Think About Future Attacks
Especially for cases in which patients repeatedly visit the ED with migraine attacks, emergency providers must think about longer-term solutions, Monteith observes. “I think reducing utilization is as important as treating that acute migraine,” she says. “Setting that patient up with education about prevention and abortive care is going to be really important, as well as prescribing migraine-specific treatments.”
If a migraine patient comes to the ED, Monteith advises providers to ask if the patient is taking a triptan medication. If the triptan is not effective, she says, the provider should find out what other triptans the patient has used. “You need to make sure they are hooked up with a neurologist. If you look back in the chart and see that they have come to the ED one or two times before, you might consider sending them to see a local headache specialist,” she says.
This step involves appropriate coordination of care, Monteith stresses, noting that headache specialists often are linked to infusion centers in which patients have access to more and better treatments than they would receive in an emergency setting. “Teaching patients that they don’t necessarily need to get their treatment in the ED is important,” she adds.
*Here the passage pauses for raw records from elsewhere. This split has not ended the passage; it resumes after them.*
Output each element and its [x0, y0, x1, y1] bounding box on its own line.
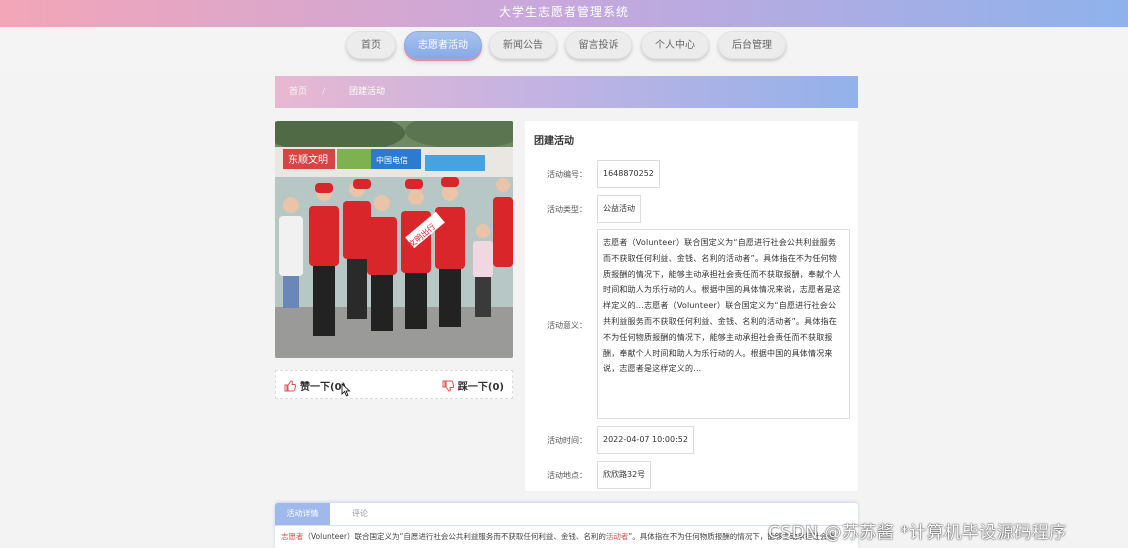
activity-meaning-field: 志愿者（Volunteer）联合国定义为“自愿进行社会公共利益服务而不获取任何利… [597, 229, 850, 419]
mouse-cursor-icon [341, 383, 351, 397]
activity-type-field: 公益活动 [597, 195, 641, 223]
like-bar: 赞一下(0) 踩一下(0) [275, 370, 513, 399]
breadcrumb-home[interactable]: 首页 [289, 76, 307, 108]
activity-id-label: 活动编号： [547, 170, 587, 179]
like-label: 赞一下(0) [300, 382, 347, 393]
dislike-label: 踩一下(0) [457, 382, 504, 393]
activity-time-label: 活动时间： [547, 436, 587, 445]
nav-item-messages[interactable]: 留言投诉 [565, 31, 632, 59]
activity-meaning-label: 活动意义： [547, 321, 587, 330]
csdn-watermark: CSDN @苏苏酱 *计算机毕设源码程序 [768, 523, 1067, 543]
main-nav: 首页 志愿者活动 新闻公告 留言投诉 个人中心 后台管理 [0, 27, 1128, 65]
detail-highlight-volunteer: 志愿者 [281, 532, 304, 541]
activity-info-panel: 团建活动 活动编号： 1648870252 活动类型： 公益活动 活动意义： 志… [525, 121, 858, 491]
nav-item-news[interactable]: 新闻公告 [489, 31, 557, 59]
thumbs-down-icon [442, 380, 455, 392]
nav-item-personal-center[interactable]: 个人中心 [641, 31, 709, 59]
breadcrumb-separator: / [322, 87, 326, 97]
app-title: 大学生志愿者管理系统 [498, 5, 629, 19]
photo-sign-store: 东顺文明 [288, 153, 328, 166]
detail-highlight-activist: 活动者 [605, 532, 629, 541]
activity-time-field: 2022-04-07 10:00:52 [597, 426, 694, 454]
nav-item-admin[interactable]: 后台管理 [718, 31, 786, 59]
nav-item-volunteer-activities[interactable]: 志愿者活动 [404, 31, 482, 59]
like-button[interactable]: 赞一下(0) [284, 378, 346, 393]
page-content: 首页 / 团建活动 东顺文明 中国电信 文明出行 赞一下(0) 踩一下(0) 团… [0, 65, 1128, 548]
breadcrumb-current: 团建活动 [349, 87, 386, 97]
detail-text-part1: （Volunteer）联合国定义为“自愿进行社会公共利益服务而不获取任何利益、金… [303, 532, 606, 541]
activity-id-field: 1648870252 [597, 160, 660, 188]
breadcrumb: 首页 / 团建活动 [275, 76, 858, 108]
tab-activity-detail[interactable]: 活动详情 [275, 503, 330, 525]
dislike-button[interactable]: 踩一下(0) [442, 378, 504, 393]
activity-location-field: 欣欣路32号 [597, 461, 652, 489]
activity-title: 团建活动 [534, 136, 574, 147]
activity-location-label: 活动地点： [547, 471, 587, 480]
nav-item-home[interactable]: 首页 [346, 31, 396, 59]
activity-type-label: 活动类型： [547, 205, 587, 214]
photo-sign-telecom: 中国电信 [376, 155, 408, 165]
activity-photo: 东顺文明 中国电信 文明出行 [275, 121, 513, 358]
thumbs-up-icon [284, 380, 297, 392]
app-header: 大学生志愿者管理系统 [0, 0, 1128, 27]
tab-comments[interactable]: 评论 [345, 503, 375, 525]
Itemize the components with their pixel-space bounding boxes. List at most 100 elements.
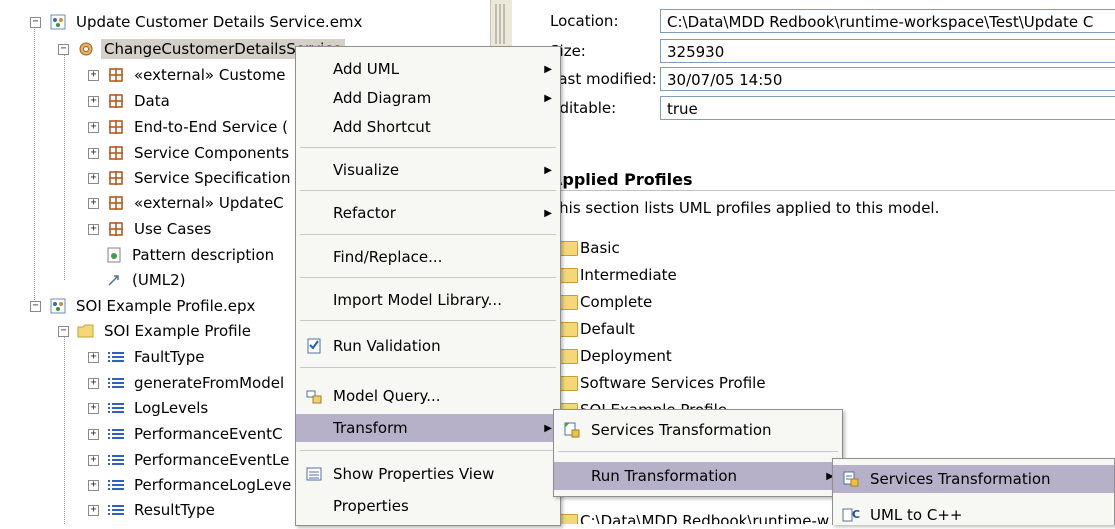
menu-item-transform[interactable]: Transform ▶ bbox=[296, 414, 560, 442]
folder-icon bbox=[560, 375, 578, 391]
enumeration-icon bbox=[107, 501, 125, 519]
menu-item-services-transformation[interactable]: Services Transformation bbox=[554, 416, 842, 444]
expand-toggle[interactable]: + bbox=[88, 121, 99, 133]
tree-item-label: PerformanceLogLeve bbox=[134, 476, 292, 494]
expand-toggle[interactable]: + bbox=[88, 172, 99, 184]
expand-toggle[interactable]: + bbox=[88, 223, 99, 235]
tree-item-label: ResultType bbox=[134, 501, 215, 519]
tree-item-label: Data bbox=[134, 92, 170, 110]
tree-item-package[interactable]: + «external» Custome bbox=[88, 63, 289, 87]
tree-item-label: Pattern description bbox=[132, 246, 275, 264]
expand-toggle[interactable]: + bbox=[88, 377, 99, 389]
menu-item-add-uml[interactable]: Add UML ▶ bbox=[296, 55, 560, 83]
transformation-icon bbox=[562, 420, 582, 440]
menu-item-add-diagram[interactable]: Add Diagram ▶ bbox=[296, 84, 560, 112]
tree-item-enumeration[interactable]: + FaultType bbox=[88, 345, 207, 369]
menu-item-add-shortcut[interactable]: Add Shortcut bbox=[296, 113, 560, 141]
submenu-arrow-icon: ▶ bbox=[544, 422, 552, 434]
menu-item-properties[interactable]: Properties bbox=[296, 492, 560, 520]
tree-item-label: Update Customer Details Service.emx bbox=[76, 13, 363, 31]
tree-item-label: Service Specification bbox=[134, 169, 291, 187]
tree-item-label: Service Components bbox=[134, 144, 290, 162]
tree-item-package[interactable]: + Service Specification bbox=[88, 166, 294, 190]
last-modified-label: Last modified: bbox=[550, 70, 657, 88]
profile-item[interactable]: Complete bbox=[560, 291, 652, 313]
tree-item-enumeration[interactable]: + ResultType bbox=[88, 498, 218, 522]
tree-item-enumeration[interactable]: + PerformanceLogLeve bbox=[88, 473, 294, 497]
menu-item-visualize[interactable]: Visualize ▶ bbox=[296, 156, 560, 184]
expand-toggle[interactable]: + bbox=[88, 504, 99, 516]
location-field[interactable]: C:\Data\MDD Redbook\runtime-workspace\Te… bbox=[660, 9, 1115, 33]
last-modified-field[interactable]: 30/07/05 14:50 bbox=[660, 67, 1115, 91]
enumeration-icon bbox=[107, 399, 125, 417]
menu-item-find-replace[interactable]: Find/Replace... bbox=[296, 243, 560, 271]
collapse-toggle[interactable]: − bbox=[58, 43, 69, 55]
transformation-icon bbox=[841, 469, 861, 489]
uml-cpp-icon: C bbox=[841, 505, 861, 525]
size-field[interactable]: 325930 bbox=[660, 39, 1115, 63]
expand-toggle[interactable]: + bbox=[88, 454, 99, 466]
expand-toggle[interactable]: + bbox=[88, 147, 99, 159]
context-menu: Add UML ▶ Add Diagram ▶ Add Shortcut Visua… bbox=[295, 46, 561, 526]
expand-toggle[interactable]: + bbox=[88, 351, 99, 363]
expand-toggle[interactable]: + bbox=[88, 197, 99, 209]
menu-item-refactor[interactable]: Refactor ▶ bbox=[296, 199, 560, 227]
expand-toggle[interactable]: + bbox=[88, 69, 99, 81]
tree-item-package[interactable]: + «external» UpdateC bbox=[88, 191, 287, 215]
package-icon bbox=[107, 194, 125, 212]
menu-separator bbox=[300, 277, 556, 278]
tree-item-enumeration[interactable]: + PerformanceEventC bbox=[88, 422, 286, 446]
profile-item[interactable]: Default bbox=[560, 318, 635, 340]
tree-item-enumeration[interactable]: + LogLevels bbox=[88, 396, 211, 420]
menu-separator bbox=[300, 234, 556, 235]
tree-item-package[interactable]: + End-to-End Service ( bbox=[88, 115, 291, 139]
tree-item-pattern-description[interactable]: Pattern description bbox=[88, 243, 277, 267]
collapse-toggle[interactable]: − bbox=[30, 16, 41, 28]
menu-item-run-validation[interactable]: Run Validation bbox=[296, 332, 560, 360]
folder-icon bbox=[560, 294, 578, 310]
menu-item-model-query[interactable]: Model Query... bbox=[296, 382, 560, 410]
gear-model-icon bbox=[77, 40, 95, 58]
profile-item[interactable]: Deployment bbox=[560, 345, 672, 367]
tree-item-label: generateFromModel bbox=[134, 374, 285, 392]
collapse-toggle[interactable]: − bbox=[30, 300, 41, 312]
tree-item-package[interactable]: + Data bbox=[88, 89, 173, 113]
profile-item[interactable]: Intermediate bbox=[560, 264, 677, 286]
tree-item-label: «external» UpdateC bbox=[134, 194, 284, 212]
profile-item[interactable]: Software Services Profile bbox=[560, 372, 766, 394]
tree-item-soi-example-profile-epx[interactable]: − SOI Example Profile.epx bbox=[30, 294, 258, 318]
tree-item-label: PerformanceEventLe bbox=[134, 451, 290, 469]
editable-field[interactable]: true bbox=[660, 96, 1115, 120]
expand-toggle[interactable]: + bbox=[88, 95, 99, 107]
tree-item-enumeration[interactable]: + generateFromModel bbox=[88, 371, 287, 395]
folder-icon bbox=[560, 267, 578, 283]
tree-item-soi-example-profile[interactable]: − SOI Example Profile bbox=[58, 319, 254, 343]
menu-separator bbox=[300, 147, 556, 148]
tree-guide-line bbox=[64, 50, 65, 280]
document-icon bbox=[105, 246, 123, 264]
applied-profiles-heading: Applied Profiles bbox=[550, 170, 693, 189]
collapse-toggle[interactable]: − bbox=[58, 325, 69, 337]
menu-item-show-properties-view[interactable]: Show Properties View bbox=[296, 460, 560, 488]
tree-item-package[interactable]: + Use Cases bbox=[88, 217, 214, 241]
expand-toggle[interactable]: + bbox=[88, 402, 99, 414]
tree-item-uml2-link[interactable]: (UML2) bbox=[88, 268, 189, 292]
model-query-icon bbox=[304, 386, 324, 406]
menu-item-run-transformation[interactable]: Run Transformation ▶ bbox=[554, 462, 842, 490]
menu-separator bbox=[558, 451, 838, 452]
applied-profiles-description: This section lists UML profiles applied … bbox=[550, 199, 940, 217]
menu-separator bbox=[300, 320, 556, 321]
profile-item[interactable]: Basic bbox=[560, 237, 620, 259]
menu-item-uml-to-cpp[interactable]: C UML to C++ bbox=[833, 501, 1114, 529]
expand-toggle[interactable]: + bbox=[88, 479, 99, 491]
tree-item-label: PerformanceEventC bbox=[134, 425, 283, 443]
tree-item-update-customer-details-emx[interactable]: − Update Customer Details Service.emx bbox=[30, 10, 365, 34]
tree-item-package[interactable]: + Service Components bbox=[88, 141, 292, 165]
tree-item-label: End-to-End Service ( bbox=[134, 118, 288, 136]
splitter-grip[interactable] bbox=[495, 4, 507, 44]
bottom-path-item[interactable]: C:\Data\MDD Redbook\runtime-w bbox=[560, 510, 829, 524]
menu-item-services-transformation-run[interactable]: Services Transformation bbox=[833, 465, 1114, 493]
menu-item-import-model-library[interactable]: Import Model Library... bbox=[296, 286, 560, 314]
expand-toggle[interactable]: + bbox=[88, 428, 99, 440]
tree-item-enumeration[interactable]: + PerformanceEventLe bbox=[88, 448, 292, 472]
Friedman, who sees two or three patients with migraine on every shift he works in the ED, adds that migraine represents a spectrum. People presenting with mild migraines may be fine taking ibuprofen once in a while, he says. “At the other end of the spectrum are people with chronic migraine, which is having migraine on more days than not,” Friedman observes. “Certainly, repeat ED presentation for management of migraine is a marker of serious underlying disease, and these are patients who should probably be handled by specialty care.”
REFERENCE
- Orr S, Friedman B, Christie S, et al. Management of adults with acute migraine in the emergency department: The American Headache Society evidence assessment of parenteral pharmacotherapies. Headache 2016;56:911-940.
SOURCES
- Benjamin Friedman, MD, Emergency Physician, Montefiore Medical Center, Bronx, New York. Email: [email protected].
- Teshamae Monteith, MD, FAHS, Chief, Headache Division, Department of Neurology, University of Miami Miller School of Medicine, Miami. Email: [email protected].
Obtaining a full patient history can help guide providers toward effective treatment and longer-term solutions.